This is a great summary of how mobile is viewed in the marketing world and why it needs to be put forward in the marketing budgets’ priority list. Article from Clickz. Enjoy!
Reviewing campaigns from Coca-Cola, MasterCard, Walmart, and AT&T, the Mobile Marketing Association measured mobile’s impact scientifically, and found that a bigger mobile budget will lead to greater ROI.
A new study from the Mobile Marketing Association (MMA), the Smart Mobile Cross Marketing Effectiveness (SMoX) Report, examines every dollar spent in campaigns from four major brands – Coca-Cola, Walmart, MasterCard, and AT&T – to scientifically assess the value of mobile ad spend. The report’s findings show that mobile generates results across all stages of the purchase process, from raising brand awareness to driving more sales.
For example, when Coca-Cola launched its campaign Gold Peak Tea, mobile accounted for 6 percent of the sales despite only making up 5 percent of the budget. According to the study, if Coke had allocated 10 percent of its budget to mobile instead, the soft drink giant would have seen an extra 4 percent in sales – enough bottles to line up from New York City to Toronto.
During an MMA Forum panel, Tom Daly, group director for global connections of Coca-Cola, said that while marketers intuitively know about mobile’s importance, they want hard numbers before they change their budgets.

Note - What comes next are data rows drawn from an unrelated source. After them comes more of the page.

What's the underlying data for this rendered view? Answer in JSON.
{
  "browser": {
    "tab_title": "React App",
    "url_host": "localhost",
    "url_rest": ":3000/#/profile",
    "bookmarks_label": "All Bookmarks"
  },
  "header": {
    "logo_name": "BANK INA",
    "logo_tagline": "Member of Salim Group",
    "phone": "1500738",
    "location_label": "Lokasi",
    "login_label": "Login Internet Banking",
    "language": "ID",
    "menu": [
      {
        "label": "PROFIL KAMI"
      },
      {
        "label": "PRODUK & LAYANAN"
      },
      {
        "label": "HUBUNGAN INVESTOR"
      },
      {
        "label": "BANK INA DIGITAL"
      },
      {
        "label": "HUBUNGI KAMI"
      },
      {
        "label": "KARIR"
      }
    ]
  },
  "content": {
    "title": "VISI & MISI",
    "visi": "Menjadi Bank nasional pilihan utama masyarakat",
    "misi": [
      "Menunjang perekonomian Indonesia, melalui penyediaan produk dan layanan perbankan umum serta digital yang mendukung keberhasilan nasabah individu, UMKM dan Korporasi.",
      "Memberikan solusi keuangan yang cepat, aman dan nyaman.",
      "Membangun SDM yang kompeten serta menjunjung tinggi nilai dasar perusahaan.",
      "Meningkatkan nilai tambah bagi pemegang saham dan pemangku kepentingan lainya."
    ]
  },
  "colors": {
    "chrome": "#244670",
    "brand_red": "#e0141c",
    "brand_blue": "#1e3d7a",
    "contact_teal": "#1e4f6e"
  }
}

“[Marketers] don’t have the fact-based foundation to kind of adjust what they’re doing,” Daly said, on his decision to participate in the study. “These are real dollars and real capital investment – there’s a lot on the line. It was really important to bring a set of facts to the discussion.”
According to the MMA, dedicating just 8 percent of its budget to mobile would help MasterCard reinforce its image as a good card to carry while traveling by seven times.
“I was surprised at how effective [mobile ads] were in relation to other media,” said Adam Broitman, vice president of global digital marketing for MasterCard. “We could make a big impact very quickly with video and social, but unless we change the creative, we’re just wasting money.”
Broitman said that while he does plan to make mobile a bigger budgetary priority, it can’t happen overnight. Daly agreed, pointing out that operations and creative development have to change, while agencies have to be on the same page, as well. “There are also decades of muscle memory around TV,” he added.
The study also found that ads that contain audio, video, and social components, as well as native advertising, all drive significantly more return on investment (ROI) than a standard mobile display ad.
Another big ROI booster, according to the report, was adding location targeting. When Walmart experimented with audience targeting – sending ads to consumers who have visited the store in the past – it didn’t find a significant increase in foot traffic. However, using proximity targeting to reach people within range of the store proved 1.5 times more effective for the retailer.
According to Rex Briggs, chief executive (CEO) of Marketing Evolution, which provided analysis for the study, mobile has been treated like the red-headed stepchild of the digital world.
“It actually has some very specific characteristics that are not possible in other media channels,” Briggs said. “It’s not that mobile is a stepchild; it’s more like the princess.”